One of the qualities Sam hated about Val was how easily she’d give up. She’d given up butter pecan ice cream after getting sick from it once, she’d given up reading Don Quixote because it was too long and “silly” she’d said, and she’d given up on his family after the second time his parents asked about marriage and told her he’d make it as a poet because of the contests he’d won since kindergarten.

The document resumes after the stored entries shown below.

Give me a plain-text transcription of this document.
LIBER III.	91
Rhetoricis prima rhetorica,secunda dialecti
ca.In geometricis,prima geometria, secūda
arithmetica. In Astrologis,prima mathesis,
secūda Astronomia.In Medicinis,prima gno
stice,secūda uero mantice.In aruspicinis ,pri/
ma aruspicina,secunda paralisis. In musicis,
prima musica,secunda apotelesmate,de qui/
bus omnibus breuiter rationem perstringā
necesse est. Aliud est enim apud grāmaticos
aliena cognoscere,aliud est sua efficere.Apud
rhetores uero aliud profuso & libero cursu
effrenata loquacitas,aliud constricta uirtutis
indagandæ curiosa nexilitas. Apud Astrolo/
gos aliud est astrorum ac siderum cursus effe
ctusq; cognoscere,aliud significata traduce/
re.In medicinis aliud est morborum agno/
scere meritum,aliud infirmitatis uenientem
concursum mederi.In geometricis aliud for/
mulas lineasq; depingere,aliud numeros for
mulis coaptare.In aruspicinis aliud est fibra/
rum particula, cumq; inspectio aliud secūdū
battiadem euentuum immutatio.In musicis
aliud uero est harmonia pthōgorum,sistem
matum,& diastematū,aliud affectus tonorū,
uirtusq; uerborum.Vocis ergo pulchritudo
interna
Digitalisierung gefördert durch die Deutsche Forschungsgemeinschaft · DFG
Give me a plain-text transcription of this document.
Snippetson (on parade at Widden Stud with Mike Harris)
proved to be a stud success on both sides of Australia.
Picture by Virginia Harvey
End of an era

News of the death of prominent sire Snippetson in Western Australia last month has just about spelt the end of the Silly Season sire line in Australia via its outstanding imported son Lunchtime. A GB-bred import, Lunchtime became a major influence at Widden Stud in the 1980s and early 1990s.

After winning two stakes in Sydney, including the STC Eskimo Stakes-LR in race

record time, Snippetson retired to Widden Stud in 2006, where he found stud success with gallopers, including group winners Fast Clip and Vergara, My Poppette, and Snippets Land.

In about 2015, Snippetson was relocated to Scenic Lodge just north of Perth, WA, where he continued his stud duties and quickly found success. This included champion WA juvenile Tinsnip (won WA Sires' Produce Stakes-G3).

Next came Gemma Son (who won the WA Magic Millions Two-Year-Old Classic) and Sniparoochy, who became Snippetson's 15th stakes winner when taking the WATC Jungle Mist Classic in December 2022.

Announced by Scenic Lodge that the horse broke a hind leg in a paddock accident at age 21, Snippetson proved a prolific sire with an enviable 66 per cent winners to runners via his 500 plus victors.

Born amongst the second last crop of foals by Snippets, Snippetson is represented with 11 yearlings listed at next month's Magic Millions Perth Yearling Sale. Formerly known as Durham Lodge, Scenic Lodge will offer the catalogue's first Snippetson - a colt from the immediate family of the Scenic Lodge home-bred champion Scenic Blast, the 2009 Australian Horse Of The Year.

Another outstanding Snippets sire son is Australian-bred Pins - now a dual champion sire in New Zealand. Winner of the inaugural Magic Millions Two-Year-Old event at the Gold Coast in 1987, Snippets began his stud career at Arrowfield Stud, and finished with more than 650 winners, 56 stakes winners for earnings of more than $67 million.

Now, she seemed to be giving up on them, and Sam didn’t know what he’d do. He couldn’t move back in with his parents again. He was appreciative he wasn’t homeless, but his part time faculty pay would not be enough to survive on his own. He saw Val with her long, black hair in the kitchen. She reminded him of the Lilith figure, Adam’s first wife who wasn’t content being subservient, wanted equality, and left. He’d heard the story in a Graduate class and remembered that when the priests and monks decided what to include in the Bible, they kept the Lilith story out, among many others. He imagined them in their robes deciding the fate for future generations, people they declared needed a clear roadmap to salvation without a divorce story and without equality for women. He wondered if those priests and monks chose celibacy because relationships were complicated and difficult. He also wondered if they’d had wet dreams at night, dreams which spilled seeds of life that dried and crusted on straw beds. He wondered if that was somehow similar to abortion, something they’d abhorred to this day. He speculated they’d blamed Lilith for their wet dreams, her way of coaxing them to include her in the biblical texts, since they had referred to her as the Sumerian succubus. He decided he might write a poem about it and felt it might get picked up by a good journal, maybe a lesbian one. That sort of publication would look good on his vita.
He watched Val in the kitchen and knew if she left, he would dream about her. He didn’t want to cage her because of his bad poetry and lack of success. “Val, come on. Let’s stick together. I’ll try harder. I’ll apply for everything tomorrow. We can go anywhere. I’ll see if I can’t search for editing jobs. I’d be good at that.”
“Yes, you would. Okay, but let’s get going. I’m afraid of this virus and I don’t want to risk my life for minimum wage, and I damn sure don’t want to die because of someone else’s stupidity.”
“Did you know some of my friends who got laid off at stores will get unemployment plus a stimulus? They’ll make more than they made when they were working. What a damned racket.”
“Yes,” he said. He loved when she got mad and scrunched her eyebrows together and pursed her lips. He instinctively reached for her, pulled her to the sofa, and they kissed and rubbed each other’s arms and shoulders, forgetting about issues for just a few minutes.